High amount of rx dropped packets...exacerbated when using bonding
I've been wrestling around with this issue for awhile now and so far have come up with nothing to solve it. I built a new file server at my house and put 2 dual nic Intel 82571EB cards inside of it with the intention of 2 ports being used for the server side network sharing files via NFS and the other 2 ports for filer to filer communications mainly for DRBD synchronization. The server side is configured to use balance-alb and the private side is balance-rr. I have another machine connected to the private side using 2 single port Intel 82544GC cards. After setting everything up (including MTU 9000 on all interfaces), I started running tests with iperf and noticed that both bonds were performing poorly. Both sides could never get above 700Mb/s and were showing huge amounts of rx dropped packets (3+ million after just a few tests). I've been concentrating on the private side for the time being and can get line speed when connecting from new server to old and above 900Mb/s the opposite way when setting up each NIC individually without bonding. Despite getting line speed, I always see very large amounts of dropped rx packets on only the new servers NICs (200,000+ after a few tests). I'm assuming that bonding is exacerbating the issue and that's why speeds ultimately get alot slower when doing tests over the bonds.

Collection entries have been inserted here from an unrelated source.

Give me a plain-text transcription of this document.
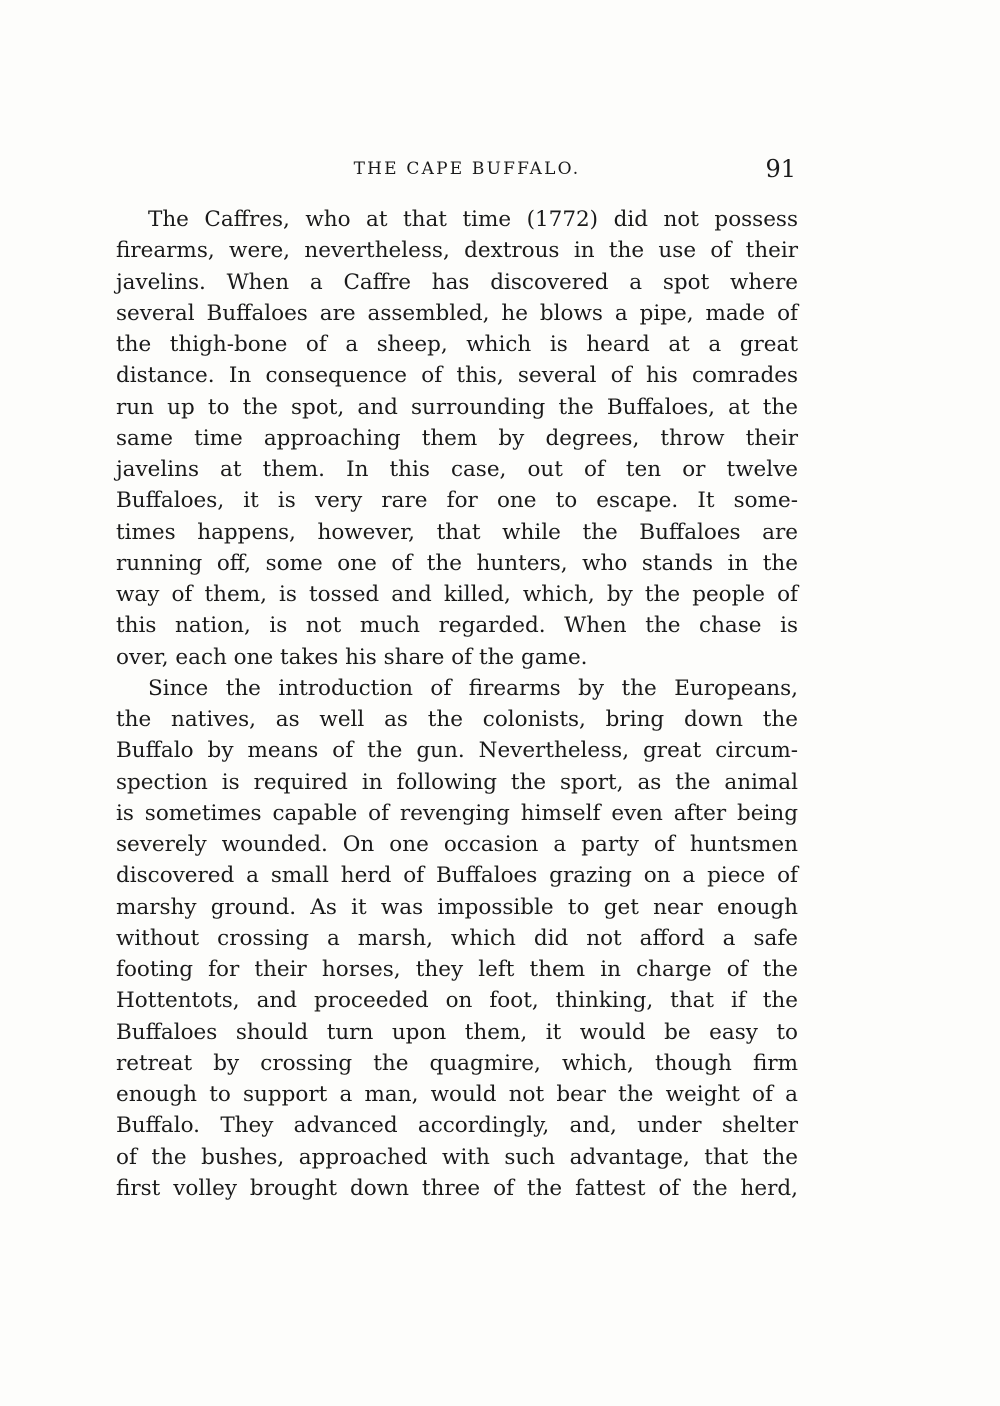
THE CAPE BUFFALO.	91
The Caffres, who at that time (1772) did not possess
firearms, were, nevertheless, dextrous in the use of their
javelins. When a Caffre has discovered a spot where
several Buffaloes are assembled, he blows a pipe, made of
the thigh-bone of a sheep, which is heard at a great
distance. In consequence of this, several of his comrades
run up to the spot, and surrounding the Buffaloes, at the
same time approaching them by degrees, throw their
javelins at them. In this case, out of ten or twelve
Buffaloes, it is very rare for one to escape. It some-
times happens, however, that while the Buffaloes are
running off, some one of the hunters, who stands in the
way of them, is tossed and killed, which, by the people of
this nation, is not much regarded. When the chase is
over, each one takes his share of the game.
Since the introduction of firearms by the Europeans,
the natives, as well as the colonists, bring down the
Buffalo by means of the gun. Nevertheless, great circum-
spection is required in following the sport, as the animal
is sometimes capable of revenging himself even after being
severely wounded. On one occasion a party of huntsmen
discovered a small herd of Buffaloes grazing on a piece of
marshy ground. As it was impossible to get near enough
without crossing a marsh, which did not afford a safe
footing for their horses, they left them in charge of the
Hottentots, and proceeded on foot, thinking, that if the
Buffaloes should turn upon them, it would be easy to
retreat by crossing the quagmire, which, though firm
enough to support a man, would not bear the weight of a
Buffalo. They advanced accordingly, and, under shelter
of the bushes, approached with such advantage, that the
first volley brought down three of the fattest of the herd,
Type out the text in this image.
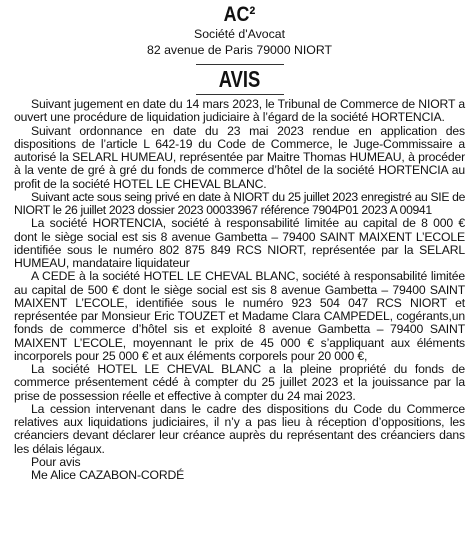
AC²
Société d'Avocat
82 avenue de Paris 79000 NIORT
AVIS

Suivant jugement en date du 14 mars 2023, le Tribunal de Commerce de NIORT a ouvert une procédure de liquidation judiciaire à l’égard de la société HORTENCIA.

Suivant ordonnance en date du 23 mai 2023 rendue en application des dispositions de l’article L 642-19 du Code de Commerce, le Juge-Commissaire a autorisé la SELARL HUMEAU, représentée par Maitre Thomas HUMEAU, à procéder à la vente de gré à gré du fonds de commerce d’hôtel de la société HORTENCIA au profit de la société HOTEL LE CHEVAL BLANC.

Suivant acte sous seing privé en date à NIORT du 25 juillet 2023 enregistré au SIE de NIORT le 26 juillet 2023 dossier 2023 00033967 référence 7904P01 2023 A 00941

La société HORTENCIA, société à responsabilité limitée au capital de 8 000 € dont le siège social est sis 8 avenue Gambetta – 79400 SAINT MAIXENT L’ECOLE identifiée sous le numéro 802 875 849 RCS NIORT, représentée par la SELARL HUMEAU, mandataire liquidateur

A CEDE à la société HOTEL LE CHEVAL BLANC, société à responsabilité limitée au capital de 500 € dont le siège social est sis 8 avenue Gambetta – 79400 SAINT MAIXENT L’ECOLE, identifiée sous le numéro 923 504 047 RCS NIORT et représentée par Monsieur Eric TOUZET et Madame Clara CAMPEDEL, cogérants,un fonds de commerce d’hôtel sis et exploité 8 avenue Gambetta – 79400 SAINT MAIXENT L’ECOLE, moyennant le prix de 45 000 € s’appliquant aux éléments incorporels pour 25 000 € et aux éléments corporels pour 20 000 €,

La société HOTEL LE CHEVAL BLANC a la pleine propriété du fonds de commerce présentement cédé à compter du 25 juillet 2023 et la jouissance par la prise de possession réelle et effective à compter du 24 mai 2023.

La cession intervenant dans le cadre des dispositions du Code du Commerce relatives aux liquidations judiciaires, il n’y a pas lieu à réception d’oppositions, les créanciers devant déclarer leur créance auprès du représentant des créanciers dans les délais légaux.

Pour avis

Me Alice CAZABON-CORDÉ
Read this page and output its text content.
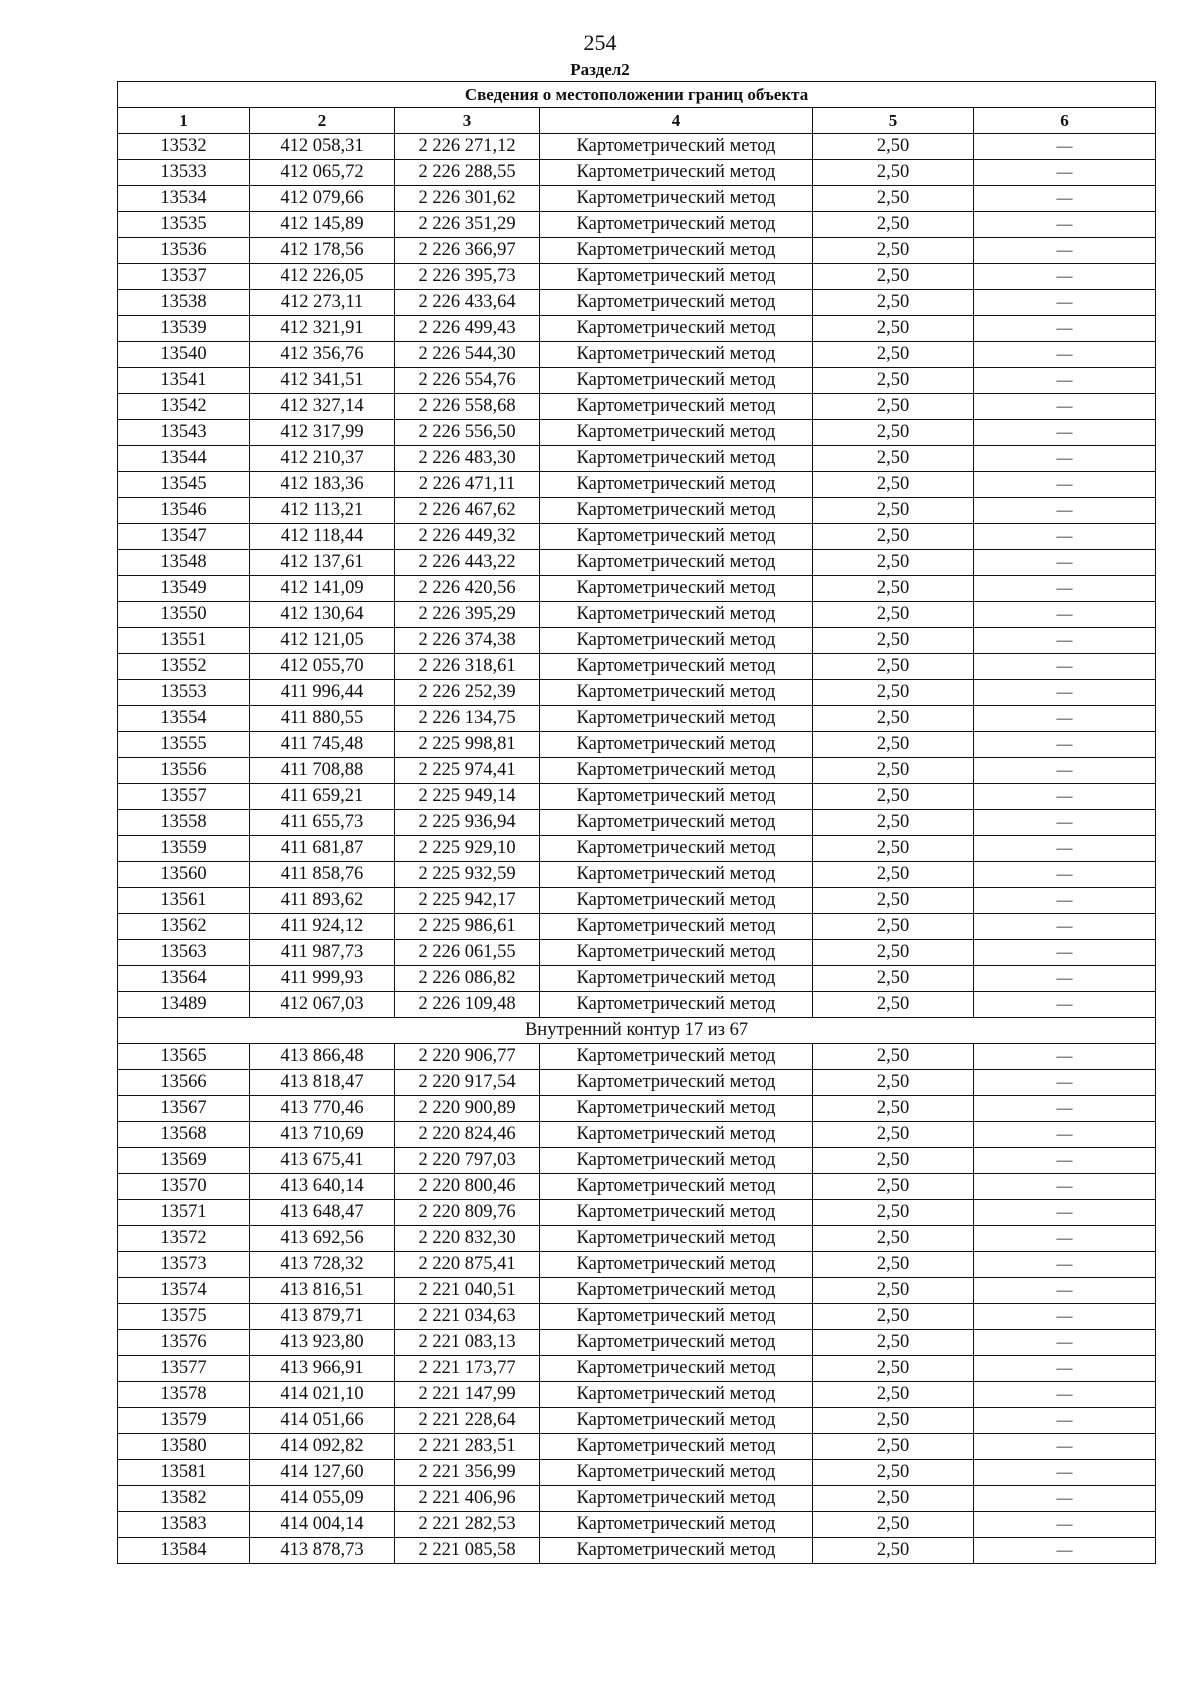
254
Раздел2
Сведения о местоположении границ объекта					
1	2	3	4	5	6
13532	412 058,31	2 226 271,12	Картометрический метод	2,50	—
13533	412 065,72	2 226 288,55	Картометрический метод	2,50	—
13534	412 079,66	2 226 301,62	Картометрический метод	2,50	—
13535	412 145,89	2 226 351,29	Картометрический метод	2,50	—
13536	412 178,56	2 226 366,97	Картометрический метод	2,50	—
13537	412 226,05	2 226 395,73	Картометрический метод	2,50	—
13538	412 273,11	2 226 433,64	Картометрический метод	2,50	—
13539	412 321,91	2 226 499,43	Картометрический метод	2,50	—
13540	412 356,76	2 226 544,30	Картометрический метод	2,50	—
13541	412 341,51	2 226 554,76	Картометрический метод	2,50	—
13542	412 327,14	2 226 558,68	Картометрический метод	2,50	—
13543	412 317,99	2 226 556,50	Картометрический метод	2,50	—
13544	412 210,37	2 226 483,30	Картометрический метод	2,50	—
13545	412 183,36	2 226 471,11	Картометрический метод	2,50	—
13546	412 113,21	2 226 467,62	Картометрический метод	2,50	—
13547	412 118,44	2 226 449,32	Картометрический метод	2,50	—
13548	412 137,61	2 226 443,22	Картометрический метод	2,50	—
13549	412 141,09	2 226 420,56	Картометрический метод	2,50	—
13550	412 130,64	2 226 395,29	Картометрический метод	2,50	—
13551	412 121,05	2 226 374,38	Картометрический метод	2,50	—
13552	412 055,70	2 226 318,61	Картометрический метод	2,50	—
13553	411 996,44	2 226 252,39	Картометрический метод	2,50	—
13554	411 880,55	2 226 134,75	Картометрический метод	2,50	—
13555	411 745,48	2 225 998,81	Картометрический метод	2,50	—
13556	411 708,88	2 225 974,41	Картометрический метод	2,50	—
13557	411 659,21	2 225 949,14	Картометрический метод	2,50	—
13558	411 655,73	2 225 936,94	Картометрический метод	2,50	—
13559	411 681,87	2 225 929,10	Картометрический метод	2,50	—
13560	411 858,76	2 225 932,59	Картометрический метод	2,50	—
13561	411 893,62	2 225 942,17	Картометрический метод	2,50	—
13562	411 924,12	2 225 986,61	Картометрический метод	2,50	—
13563	411 987,73	2 226 061,55	Картометрический метод	2,50	—
13564	411 999,93	2 226 086,82	Картометрический метод	2,50	—
13489	412 067,03	2 226 109,48	Картометрический метод	2,50	—
Внутренний контур 17 из 67					
13565	413 866,48	2 220 906,77	Картометрический метод	2,50	—
13566	413 818,47	2 220 917,54	Картометрический метод	2,50	—
13567	413 770,46	2 220 900,89	Картометрический метод	2,50	—
13568	413 710,69	2 220 824,46	Картометрический метод	2,50	—
13569	413 675,41	2 220 797,03	Картометрический метод	2,50	—
13570	413 640,14	2 220 800,46	Картометрический метод	2,50	—
13571	413 648,47	2 220 809,76	Картометрический метод	2,50	—
13572	413 692,56	2 220 832,30	Картометрический метод	2,50	—
13573	413 728,32	2 220 875,41	Картометрический метод	2,50	—
13574	413 816,51	2 221 040,51	Картометрический метод	2,50	—
13575	413 879,71	2 221 034,63	Картометрический метод	2,50	—
13576	413 923,80	2 221 083,13	Картометрический метод	2,50	—
13577	413 966,91	2 221 173,77	Картометрический метод	2,50	—
13578	414 021,10	2 221 147,99	Картометрический метод	2,50	—
13579	414 051,66	2 221 228,64	Картометрический метод	2,50	—
13580	414 092,82	2 221 283,51	Картометрический метод	2,50	—
13581	414 127,60	2 221 356,99	Картометрический метод	2,50	—
13582	414 055,09	2 221 406,96	Картометрический метод	2,50	—
13583	414 004,14	2 221 282,53	Картометрический метод	2,50	—
13584	413 878,73	2 221 085,58	Картометрический метод	2,50	—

So far I've tried everything I could find online to include upping tcp_reordering to 127, increasing the rx ring buffer to 512, 2048, and 4096, setting rx_usecs to 10, along with a host of tcp protocol tweaks. Ethtool shows no errors on the interfaces, however tx_restart_queue is currently sitting at almost 200,000.
I'd appreciate anyone's insight on this as I was expecting to get closer to 2 gigabit speed on the private side to improve throughput for DRBD.